There is also a requirement that a local historic review committee (created by the City Historic Review Commission -- it is a City historic district) review any exterior modifications. What if the committee refuses to get involved? How can a deed restriction require a non-related group to do something?
I am hoping that the board of the organization comes to their senses and just sells the remaining property without restrictions and return to its primary function of neighborhood advocacy and promoting development.
Editors' Reply: Requiring owner-occupancy, either by a business or resident, isn't entirely unheard of as a deed restriction.
Let's think for a moment about why a neighborhood association might want to do such a thing. Most likely they were trying to prevent absentee ownership, which sometimes results in less maintenance than on-site ownership.
Our opinion--and the four of us talked about it--is that we think the association is being reasonable.
Now your question also is whether it is enforceable, and if so, how. Enforcement of all deed restrictions belongs in the courts, which is why we don't think they are a great idea.
As to how a judge is going to go about forcing occupancy, you raise a very good point.
Depending on how the deed was constructed, there may be a reversion clause providing for how ownership goes back to the neighborhood association if the deed restriction is not followed.
Let's assume for a moment though that a new owner wants to cease to occupy the property. If the deed restriction causes that new owner to sell the property or to remain an on-site owner, the leaders of the neighborhood association may think that their purpose has been served.
They also may believe that the bluff is worth it. In other words, if they can get buyers to agree to this deed restriction, they may feel that this deed prohibition will fulfill the sound neighborhood purpose of keeping buildings occupied--and occupied by people who have an owner's interest in sound maintenance of the property.
As to the historic commission, again you raise a good point. A deed restriction shouldn't be used to require someone that is not a party to the real estate transaction, or a subsequent owner, to do something.

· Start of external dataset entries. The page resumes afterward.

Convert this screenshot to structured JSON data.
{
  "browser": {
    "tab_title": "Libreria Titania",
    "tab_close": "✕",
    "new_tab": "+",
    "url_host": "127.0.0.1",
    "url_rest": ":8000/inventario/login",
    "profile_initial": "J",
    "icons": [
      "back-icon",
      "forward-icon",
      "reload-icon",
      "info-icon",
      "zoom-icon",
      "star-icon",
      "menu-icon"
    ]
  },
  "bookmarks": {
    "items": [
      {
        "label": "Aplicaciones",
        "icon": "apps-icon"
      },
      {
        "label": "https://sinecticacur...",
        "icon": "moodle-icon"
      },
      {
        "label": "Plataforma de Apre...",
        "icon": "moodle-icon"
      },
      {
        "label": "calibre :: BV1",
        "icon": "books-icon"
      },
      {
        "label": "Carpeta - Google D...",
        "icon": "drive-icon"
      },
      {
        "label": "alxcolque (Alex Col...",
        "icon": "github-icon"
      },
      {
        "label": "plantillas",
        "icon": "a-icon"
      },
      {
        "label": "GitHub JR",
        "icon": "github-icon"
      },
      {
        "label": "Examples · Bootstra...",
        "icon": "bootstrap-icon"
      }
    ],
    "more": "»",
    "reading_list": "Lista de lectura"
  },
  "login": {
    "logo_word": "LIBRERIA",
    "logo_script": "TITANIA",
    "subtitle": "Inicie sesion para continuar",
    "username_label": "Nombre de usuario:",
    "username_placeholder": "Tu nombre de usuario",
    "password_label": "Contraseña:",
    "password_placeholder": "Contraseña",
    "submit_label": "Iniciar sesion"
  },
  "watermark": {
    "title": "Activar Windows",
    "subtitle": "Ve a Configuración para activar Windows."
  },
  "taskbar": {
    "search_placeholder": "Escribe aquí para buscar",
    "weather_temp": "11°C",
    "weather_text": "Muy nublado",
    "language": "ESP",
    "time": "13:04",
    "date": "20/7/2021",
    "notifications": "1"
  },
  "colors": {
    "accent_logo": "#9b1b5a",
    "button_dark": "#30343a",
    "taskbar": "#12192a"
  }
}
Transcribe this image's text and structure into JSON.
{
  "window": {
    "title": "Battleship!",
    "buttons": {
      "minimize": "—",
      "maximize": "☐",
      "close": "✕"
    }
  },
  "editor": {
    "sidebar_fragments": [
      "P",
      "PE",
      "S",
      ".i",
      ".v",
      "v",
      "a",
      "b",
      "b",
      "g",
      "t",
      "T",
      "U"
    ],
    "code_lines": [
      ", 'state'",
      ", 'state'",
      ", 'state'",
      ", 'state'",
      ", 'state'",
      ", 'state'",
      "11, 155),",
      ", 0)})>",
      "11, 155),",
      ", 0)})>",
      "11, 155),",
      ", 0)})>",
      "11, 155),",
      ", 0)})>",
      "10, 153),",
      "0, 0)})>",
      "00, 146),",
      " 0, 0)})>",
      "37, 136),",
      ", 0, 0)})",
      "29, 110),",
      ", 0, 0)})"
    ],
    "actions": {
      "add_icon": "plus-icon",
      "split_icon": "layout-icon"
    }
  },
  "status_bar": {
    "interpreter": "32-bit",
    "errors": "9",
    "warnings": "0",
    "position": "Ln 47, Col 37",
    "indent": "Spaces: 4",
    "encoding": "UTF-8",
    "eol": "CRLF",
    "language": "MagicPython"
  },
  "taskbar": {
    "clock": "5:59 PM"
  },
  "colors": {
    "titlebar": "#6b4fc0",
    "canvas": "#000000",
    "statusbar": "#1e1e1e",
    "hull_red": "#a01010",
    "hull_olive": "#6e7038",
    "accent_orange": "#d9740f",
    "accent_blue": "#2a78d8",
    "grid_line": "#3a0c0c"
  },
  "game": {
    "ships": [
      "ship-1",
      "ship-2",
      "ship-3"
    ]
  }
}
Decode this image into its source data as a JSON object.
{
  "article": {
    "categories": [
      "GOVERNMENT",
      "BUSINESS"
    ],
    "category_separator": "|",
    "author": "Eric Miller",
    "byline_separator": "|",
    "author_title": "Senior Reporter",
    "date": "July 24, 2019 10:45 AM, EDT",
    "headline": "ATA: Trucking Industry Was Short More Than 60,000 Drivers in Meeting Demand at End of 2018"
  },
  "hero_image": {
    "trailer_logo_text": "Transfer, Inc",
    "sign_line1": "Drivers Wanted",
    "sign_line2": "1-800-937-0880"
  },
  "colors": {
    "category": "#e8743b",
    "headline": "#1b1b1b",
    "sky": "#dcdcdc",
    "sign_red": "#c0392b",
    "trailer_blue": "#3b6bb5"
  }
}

But your question also explained that the property already is in a historic district, which would imply that the historic commission already has jurisdiction over external modifications. At least an historic district designation usually means at least a review of proposed external changes.
So the deed restriction may well be a senseless duplication of what is already in place. Sometimes owners write deed restrictions to emphasize to new owners the review processes that are required in a particular location.
In the event that your local historic district designation does not require a commission review prior to approval of building permits on the exterior, you are perfectly right that the deed restriction can't really force a public body to do something.
Good luck with this situation. Since you seem annoyed, be sure to express those opinions in a civil and non-threatening manner to the leaders of the neighborhood association. Residents deserve to hold neighborhood leaders accountable for their actions.